With 12 varieties, many different combinations are possible. Since this project is a first look at how well the mixture concept works for organic wheat production in Eastern Canada, the project team has decided to focus on mixtures of two varieties. However, Comeau notes that the trend in Europe has been to use more diverse variety mixtures.

The number of field sites in the project varies slightly from year to year. In 2020, there were two sites, one in Victoriaville and one near Sorel. Each year, the plots compare about 15 pairings and about 12 pure varieties, with three replicates of each.

To choose specific pairings, the team identifies varieties that might work well together based on what is known about the individual varieties. “The number one factor is days to maturity. In Canada there could be 15-days’ difference in maturity between varieties in some years. You cannot make a crop mixture in which half of the wheat heads would be ripening in the middle of August and half in early September,” Comeau explains.

“Disease responses, quality aspects, yield, lodging and root traits are also important in the invention of a good mixture. Moreover, one cannot mix a short wheat with a tall one. So, it is quite complex when one tries to make combinations that would generate enthusiasm from both farmers and end-users.”

Data collection for the project includes many factors: uniformity of maturity and height, disease levels, lodging, weed infestation, root system characteristics, grain yield, percent of damaged grains, and flour quality.

So far, the team has analyzed the data from 2018 and 2019, and they will be analyzing the 2020 data in the coming months. “There are always some mixtures that look good every year. If they look good, we try them again,” Comeau says. “We need to find mixtures that are good year after year.”

After a couple of dry years at the field sites, the team is hoping for some wet conditions in the next two seasons to provide data under a wider range of growing conditions.

If this project shows that some wheat mixtures could provide a clear benefit to eastern Canadian growers and end-users, then studies could look into ways to make the use of mixtures easy and inexpensive for growers.

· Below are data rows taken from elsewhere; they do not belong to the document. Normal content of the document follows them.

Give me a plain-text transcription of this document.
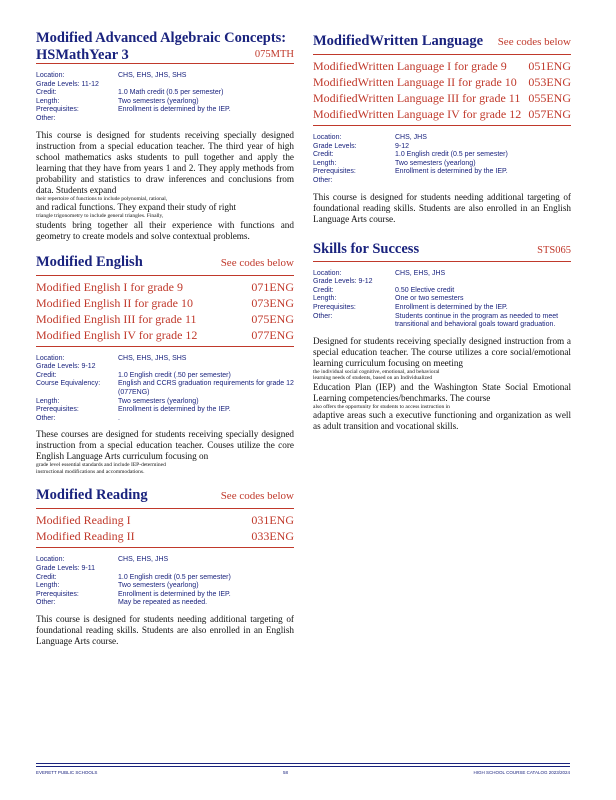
Modified Advanced Algebraic Concepts: HSMathYear 3	075MTH
Location:	CHS, EHS, JHS, SHS
Grade Levels: 11-12
Credit:	1.0 Math credit (0.5 per semester)
Length:	Two semesters (yearlong)
Prerequisites:	Enrollment is determined by the IEP.
Other:
This course is designed for students receiving specially designed instruction from a special education teacher. The third year of high school mathematics asks students to pull together and apply the learning that they have from years 1 and 2. They apply methods from probability and statistics to draw inferences and conclusions from data. Students expand
their repertoire of functions to include polynomial, rational,
and radical functions. They expand their study of right
triangle trigonometry to include general triangles. Finally,
students bring together all their experience with functions and geometry to create models and solve contextual problems.
Modified English	See codes below
Modified English I for grade 9	071ENG
Modified English II for grade 10	073ENG
Modified English III for grade 11	075ENG
Modified English IV for grade 12	077ENG
Location:	CHS, EHS, JHS, SHS
Grade Levels: 9-12
Credit:	1.0 English credit (.50 per semester)
Course Equivalency:	English and CCRS graduation requirements for grade 12 (077ENG)
Length:	Two semesters (yearlong)
Prerequisites:	Enrollment is determined by the IEP.
Other:	.
These courses are designed for students receiving specially designed instruction from a special education teacher. Couses utilize the core English Language Arts curriculum focusing on
grade level essential standards and include IEP-determined
instructional modifications and accommodations.
Modified Reading	See codes below
Modified Reading I	031ENG
Modified Reading II	033ENG
Location:	CHS, EHS, JHS
Grade Levels: 9-11
Credit:	1.0 English credit (0.5 per semester)
Length:	Two semesters (yearlong)
Prerequisites:	Enrollment is determined by the IEP.
Other:	May be repeated as needed.
This course is designed for students needing additional targeting of foundational reading skills. Students are also enrolled in an English Language Arts course.
ModifiedWritten Language See codes below
ModifiedWritten Language I for grade 9 051ENG
ModifiedWritten Language II for grade 10 053ENG
ModifiedWritten Language III for grade 11 055ENG
ModifiedWritten Language IV for grade 12 057ENG
Location:	CHS, JHS
Grade Levels:	9-12
Credit:	1.0 English credit (0.5 per semester)
Length:	Two semesters (yearlong)
Prerequisites:	Enrollment is determined by the IEP.
Other:
This course is designed for students needing additional targeting of foundational reading skills. Students are also enrolled in an English Language Arts course.
Skills for Success	STS065
Location:	CHS, EHS, JHS
Grade Levels: 9-12
Credit:	0.50 Elective credit
Length:	One or two semesters
Prerequisites:	Enrollment is determined by the IEP.
Other:	Students continue in the program as needed to meet transitional and behavioral goals toward graduation.
Designed for students receiving specially designed instruction from a special education teacher. The course utilizes a core social/emotional learning curriculum focusing on meeting
the individual social cognitive, emotional, and behavioral
learning needs of students, based on an Individualized
Education Plan (IEP) and the Washington State Social Emotional Learning competencies/benchmarks. The course
also offers the opportunity for students to access instruction in
adaptive areas such a executive functioning and organization as well as adult transition and vocational skills.
EVERETT PUBLIC SCHOOLS	58	HIGH SCHOOL COURSE CATALOG 2023/2024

Comeau adds, “Out of this project, we are learning more about the varieties – not only how well they complement each other, but also how well they do on their own.”

“This year was pretty hot in the early part of the season, and we found that one or two of the varieties have root systems that are able to keep going in hot, dry conditions and grow faster than the others. Also, a few of the varieties are especially good at competing against weeds, which is very useful, especially in organic production systems,” he says.

“I think we are learning a lot and we have a lot more to learn.”